Sean Holmes' new production of Hamlet, a play he says he fell in love with when helping his daughter with her studies, mixes melodrama and Morrissey to surprisingly good effect.
In the title role, George Fouracres is a brooding, Doc Marten-sporting emo surrounded by stuffed ruffs. It's a fine interpretation, infused with humour but no shortage of threat. His Brummie accent works wonders with the poetry, while his continual cajoling of the audience is extremely persuasive. "Am I a coward?" he asks us, repeating it so we have to respond. Then, when someone inevitably shouts ‘yes', he follows up accusingly: "Who calls me villain?""

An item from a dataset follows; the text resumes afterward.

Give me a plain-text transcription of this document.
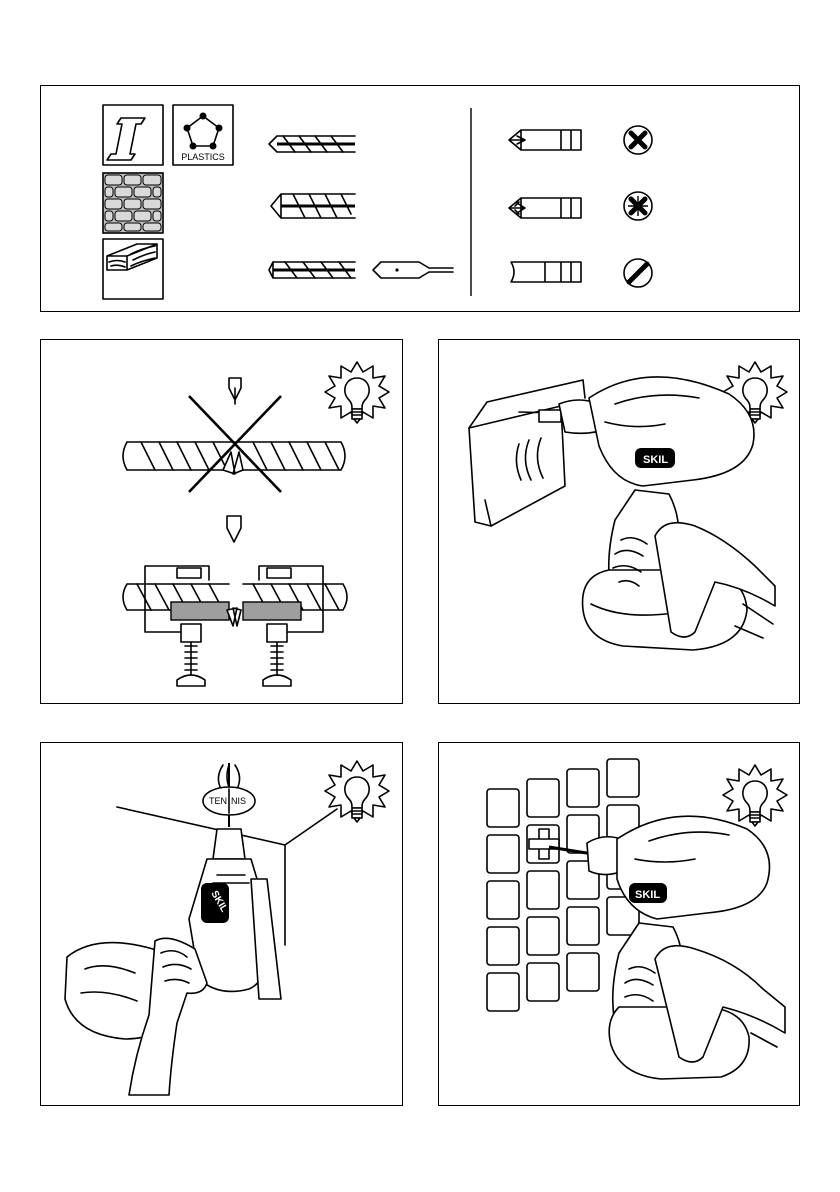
PLASTICS
SKIL
TEN NIS
SKIL	SKIL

Other sections do away with Shakespeare entirely. The gravedigger (Ed Gaughan) starts telling an anecdote about someone from The Chase, while in a nice meta touch the Players perform snippets from Romeo and Juliet. There's a bawdiness that makes this a thoroughly entertaining, at times almost pantomimic Hamlet.
But that's not to say there isn't darkness in it too. Holmes, who turned A Midsummer Night's Dream into Mardi Gras with the same ensemble, uses the candlelit confines of the Sam Wanamaker Playhouse to create an atmosphere of brooding menace. Shadows are everywhere, as are ghosts, notably that of Hamlet's father (Ciarán O'Brien), here rendered as a topless, leather-skirted warlord not so much asking for his murder to be avenged as demanding it. There's an implication that Hamlet acts not just out of love but out of fear. He scrawls on the back wall as if to remind himself of the task at hand.

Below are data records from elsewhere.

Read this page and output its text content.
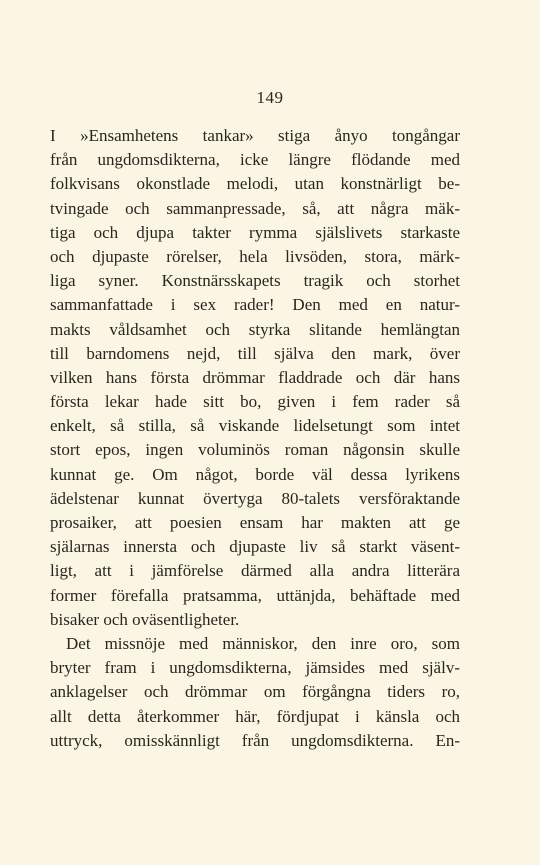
149
I »Ensamhetens tankar» stiga ånyo tongångar
från ungdomsdikterna, icke längre flödande med
folkvisans okonstlade melodi, utan konstnärligt be-
tvingade och sammanpressade, så, att några mäk-
tiga och djupa takter rymma själslivets starkaste
och djupaste rörelser, hela livsöden, stora, märk-
liga syner. Konstnärsskapets tragik och storhet
sammanfattade i sex rader! Den med en natur-
makts våldsamhet och styrka slitande hemlängtan
till barndomens nejd, till själva den mark, över
vilken hans första drömmar fladdrade och där hans
första lekar hade sitt bo, given i fem rader så
enkelt, så stilla, så viskande lidelsetungt som intet
stort epos, ingen voluminös roman någonsin skulle
kunnat ge. Om något, borde väl dessa lyrikens
ädelstenar kunnat övertyga 80-talets versföraktande
prosaiker, att poesien ensam har makten att ge
själarnas innersta och djupaste liv så starkt väsent-
ligt, att i jämförelse därmed alla andra litterära
former förefalla pratsamma, uttänjda, behäftade med
bisaker och oväsentligheter.
Det missnöje med människor, den inre oro, som
bryter fram i ungdomsdikterna, jämsides med själv-
anklagelser och drömmar om förgångna tiders ro,
allt detta återkommer här, fördjupat i känsla och
uttryck, omisskännligt från ungdomsdikterna. En-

Grace Smart's set features a circular pond at its centre, which is used variously as a meeting point, a place to conceal weapons and an allegory. Hamlet delivers ‘To be or not to be' whilst standing on its edge, contemplating the abyss. Later, it neatly becomes the grave of Ophelia. Water is liberally splashed around – such as when Hamlet ironically blesses Rosencrantz and Guildenstern (Francesca Henry and O'Brien) – and used to wash the copious amounts of blood that follows the murder of Polonius (John Lightbody).
Among the support there are eye-catching turns from Rachel Hannah Clarke as Ophelia, whose haunting song opens the evening, and Polly Frame, whose Gertrude goes full soap opera towards the latter stages, swigging champagne and heckling during the climactic duel. Lightbody's Polonius is enjoyably foppish, a larger-than-life contrast to the strait-laced Claudius of Irfan Shamji, who comes across as a man stewed in his own guilt.
Music is everywhere, accompanied by Ed Gaughan, an ever-present chorus with his guitar. The songs are appropriately matched, whether Hamlet's regular refrain of The Smiths' "Bigmouth Strikes Again" ("now I know how Joan of Arc felt") or Ophelia's ironic twerking to Diana King's "Shy Guy" ("Oh Lord have mercy mercy mercy").
It's an interesting time to be staging Hamlet, with its themes of corruption and denial of guilt. And this playful production – fans of Holmes' work with Filter will find much to enjoy – highlights just how much levity there is alongside the tragedy. Fouracres is a Dane who shows, much like Morrissey, that genius and madness are wholly entwined.